The results of this study show tumor specific uptake of ⁸⁹Zr-bevacizumab. Future studies should consider not to include small lesions that could suffer from partial volume effects. Furthermore, the optimal timing should be investigated, as this can be expected to be between day 4 and day 7 post-injection. To better understand the physiological processes causing tracer accumulation, concurrent pathology data (e.g., angioproliferative markers) should be assessed by taking biopsies prior to scanning. Quantification of uptake may be improved by using blood sampling for plasma radioactivity assessment.

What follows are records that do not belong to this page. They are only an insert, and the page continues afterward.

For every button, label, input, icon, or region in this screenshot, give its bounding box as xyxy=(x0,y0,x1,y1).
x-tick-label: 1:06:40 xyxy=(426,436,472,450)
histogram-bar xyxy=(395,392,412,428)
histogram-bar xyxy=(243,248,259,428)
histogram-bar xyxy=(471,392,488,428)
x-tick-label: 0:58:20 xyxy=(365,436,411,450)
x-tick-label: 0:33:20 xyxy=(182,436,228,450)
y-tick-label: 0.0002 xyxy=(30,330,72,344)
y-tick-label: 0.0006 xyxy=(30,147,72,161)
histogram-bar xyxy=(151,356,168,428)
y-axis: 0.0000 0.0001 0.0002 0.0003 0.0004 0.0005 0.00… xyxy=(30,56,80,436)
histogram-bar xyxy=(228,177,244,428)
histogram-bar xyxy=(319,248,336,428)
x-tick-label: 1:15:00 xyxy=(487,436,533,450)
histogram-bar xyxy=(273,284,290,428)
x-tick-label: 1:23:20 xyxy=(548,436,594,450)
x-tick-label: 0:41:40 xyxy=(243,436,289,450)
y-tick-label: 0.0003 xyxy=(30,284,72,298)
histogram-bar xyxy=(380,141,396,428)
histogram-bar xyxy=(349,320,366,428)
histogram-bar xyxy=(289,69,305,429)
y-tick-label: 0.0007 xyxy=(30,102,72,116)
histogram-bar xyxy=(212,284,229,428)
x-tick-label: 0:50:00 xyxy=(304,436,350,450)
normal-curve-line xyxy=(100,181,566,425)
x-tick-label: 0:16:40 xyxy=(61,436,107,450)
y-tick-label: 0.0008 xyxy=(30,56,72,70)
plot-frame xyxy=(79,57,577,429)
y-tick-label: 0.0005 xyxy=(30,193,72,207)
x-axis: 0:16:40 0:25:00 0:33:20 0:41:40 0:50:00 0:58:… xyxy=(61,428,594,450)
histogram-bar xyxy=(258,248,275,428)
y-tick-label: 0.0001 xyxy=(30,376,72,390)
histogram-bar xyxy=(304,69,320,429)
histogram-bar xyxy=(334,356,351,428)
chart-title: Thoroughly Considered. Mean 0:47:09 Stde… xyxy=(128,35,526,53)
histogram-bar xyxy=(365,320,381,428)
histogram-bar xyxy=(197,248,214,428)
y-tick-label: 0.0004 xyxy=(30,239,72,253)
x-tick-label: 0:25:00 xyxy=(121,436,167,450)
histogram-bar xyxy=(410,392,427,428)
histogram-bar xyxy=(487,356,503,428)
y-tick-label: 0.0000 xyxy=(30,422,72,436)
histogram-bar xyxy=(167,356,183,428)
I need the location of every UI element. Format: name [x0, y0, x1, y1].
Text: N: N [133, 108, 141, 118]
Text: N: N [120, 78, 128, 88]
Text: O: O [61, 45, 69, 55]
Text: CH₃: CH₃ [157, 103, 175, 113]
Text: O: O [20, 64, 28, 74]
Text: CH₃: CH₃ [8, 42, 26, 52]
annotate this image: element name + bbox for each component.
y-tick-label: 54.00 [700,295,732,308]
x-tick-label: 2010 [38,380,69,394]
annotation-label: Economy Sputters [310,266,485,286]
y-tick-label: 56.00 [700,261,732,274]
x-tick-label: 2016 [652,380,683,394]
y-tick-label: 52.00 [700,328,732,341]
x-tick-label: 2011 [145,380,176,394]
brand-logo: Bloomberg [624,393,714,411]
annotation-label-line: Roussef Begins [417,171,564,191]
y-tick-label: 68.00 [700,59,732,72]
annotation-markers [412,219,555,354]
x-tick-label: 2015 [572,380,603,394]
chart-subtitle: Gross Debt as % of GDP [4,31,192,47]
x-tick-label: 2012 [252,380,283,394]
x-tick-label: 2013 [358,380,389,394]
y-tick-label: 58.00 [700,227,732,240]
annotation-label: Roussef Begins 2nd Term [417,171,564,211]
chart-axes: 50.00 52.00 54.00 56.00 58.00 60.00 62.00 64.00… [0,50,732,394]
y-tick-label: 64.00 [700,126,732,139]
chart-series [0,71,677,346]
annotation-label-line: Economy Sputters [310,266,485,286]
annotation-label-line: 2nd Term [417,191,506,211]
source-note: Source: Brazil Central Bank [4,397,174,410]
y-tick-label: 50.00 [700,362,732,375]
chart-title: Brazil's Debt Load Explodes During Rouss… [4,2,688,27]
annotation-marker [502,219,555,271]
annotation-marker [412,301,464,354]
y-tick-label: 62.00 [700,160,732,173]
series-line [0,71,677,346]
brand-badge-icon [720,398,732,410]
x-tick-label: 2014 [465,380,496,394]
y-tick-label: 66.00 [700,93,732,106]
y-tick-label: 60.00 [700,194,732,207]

The effect of perfusion on ⁸⁹Zr-bevacizumab should be analyzed. In this study, an assessment of tumor blood perfusion, e.g., with [¹⁵O]H₂O PET scan, was not performed. Using [¹⁵O]H₂O PET scans, van der Veldt et al. [28] showed that the intratumoral distribution of docetaxel followed the tumor perfusion patterns. Therefore, tumor perfusion data may have provided additional understanding of the distribution of tumoral ⁸⁹Zr-bevacizumab uptake.

⁸⁹Zr-bevacizumab PET may be used as an imaging agent, as tracer uptake showed a trend towards a positive correlation with PFS and OS. It should be noted that patients were treated with carboplatin-paclitaxel-bevacizumab (CPB) followed by bevacizumab maintenance therapy. PFS was the result of both CPB therapy and bevacizumab. In future studies, ⁸⁹Zr-bevacizumab scans should ideally be performed at two time points, i.e., prior to CPB therapy and also prior to bevacizumab maintenance therapy. This is because the post-CPB-altered tumor VEGF status is unknown; however, this new post-CPB VEGF status may be a better predictor for sensitivity to subsequent bevacizumab maintenance therapy.